The transmission of cultural ideas does not consist of single "aha" moments.  It's nearly impossible to point to a single work and say it was the first of anything.  Everything steals from something else, and then gets bitten off some more.

Having said that, the Greys didn't become the stock alien until after Close Encounters of the Third Kind.  UFOs didn't have a standard saucer template until Kenneth Arnold - ironic here, as he described the ship's movements as saucer-like, not their shape.

Conspiracy theorists and pseudoscientists can be an unimaginative bunch, and I swear that got exponentially worse with the internet.  That's one of the reasons I originally lost interest in the field - instead of inventing their own delusions the lunatics were just pointing at random sci-fi shows and saying it was a documentary.

I can't even bother to roll my eyes when I would read that the military has a Stargate like the Stargate in the movie Stargate.  Now you can go and research how the term Stargate was used in fiction prior to the movie, you can find the first usage of the term, you can trace the history of time travel and wormholes in science fiction, but you really don't need to.  Someone just saw the movie Stargate.  Or maybe the TV show - still can't get over how that was a thing.

Such blatant plagiarism is inevitably accompanied by grandiose justifications and further conspiracy theories:

  • The government doesn't want you to know the truth about wizards, so it presents Hogwarts as a fiction so that truth-tellers like me will be ridiculed.
  • The government is slowly introducing us to the idea of the Galactic Empire so that we won't panic when the Death Star comes into orbit.
  • Disney wanted to warn us about menace of talking, pantsless, ill-tempered mallards but had to disguise his warnings as fiction.

These are all bullpoop, but what's worse, it's bullpoop to cover for lazy intellectual thievery.  While I feel it's gotten worse in the last couple of decades, this phenomena goes back to the very origins of modern horse hockey - Helena Blavatsky.

I had assumed the influence was the other direction, but Blavatsky's work came after that of Edward Bulwer-Lytton's The Coming Race.  I'm not expert enough (nor do I care to wade through Blavatsky's bibliography) to say how much of an influence Bulwer-Lytton was on her, but I wouldn't say she lifted her entire cosmology from him.  However, there is the whole "ascended race with special powers living in the hollow earth" thing going on in both.

I'll deal with Blavatsky and the Coming Race in more depth later, but for now, "I'll just leave this here" as the kids like to say.

"Sir E. Bulwer-Lytton, in his Coming Race, describes it as the VRIL, used by the subterranean populations, and allowed his readers to take it for a fiction."
"Absurd and unscientific as may appear our comparison of a fictitious vril invented by the great novelist, and the primal force of the equally great experimentalist, with the kabalistic astral light, it is nevertheless the true definition of this force.
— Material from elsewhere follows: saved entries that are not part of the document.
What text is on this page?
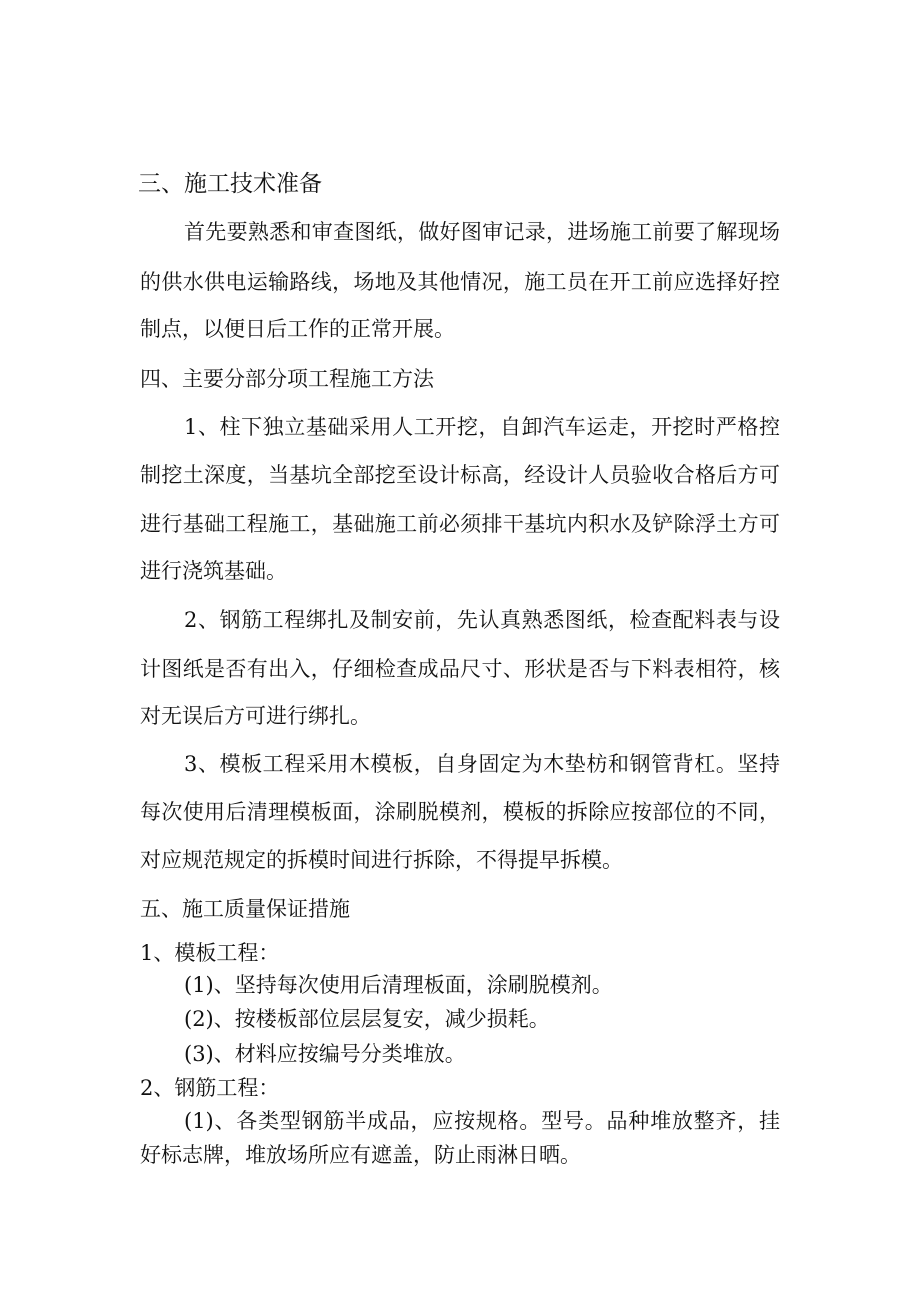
三、施工技术准备
首先要熟悉和审查图纸，做好图审记录，进场施工前要了解现场
的供水供电运输路线，场地及其他情况，施工员在开工前应选择好控
制点，以便日后工作的正常开展。
四、主要分部分项工程施工方法
1、柱下独立基础采用人工开挖，自卸汽车运走，开挖时严格控
制挖土深度，当基坑全部挖至设计标高，经设计人员验收合格后方可
进行基础工程施工，基础施工前必须排干基坑内积水及铲除浮土方可
进行浇筑基础。
2、钢筋工程绑扎及制安前，先认真熟悉图纸，检查配料表与设
计图纸是否有出入，仔细检查成品尺寸、形状是否与下料表相符，核
对无误后方可进行绑扎。
3、模板工程采用木模板，自身固定为木垫枋和钢管背杠。坚持
每次使用后清理模板面，涂刷脱模剂，模板的拆除应按部位的不同，
对应规范规定的拆模时间进行拆除，不得提早拆模。
五、施工质量保证措施
1、模板工程：
(1)、坚持每次使用后清理板面，涂刷脱模剂。
(2)、按楼板部位层层复安，减少损耗。
(3)、材料应按编号分类堆放。
2、钢筋工程：
(1)、各类型钢筋半成品，应按规格。型号。品种堆放整齐，挂
好标志牌，堆放场所应有遮盖，防止雨淋日晒。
Discoveries are constantly being made to corroborate the statement thus boldly put forth."
"The name vril may be a fiction; the Force itself is a fact doubted as little in India as the existence itself of their Rishis, since it is mentioned in all the secret works."
I'll conclude with this - Disney's Michael Eisner revealing the truth about the government withholding facts about alien contact.  A complex double-bluff?  Or just hitting up the X-Files demographic to promote a new attraction?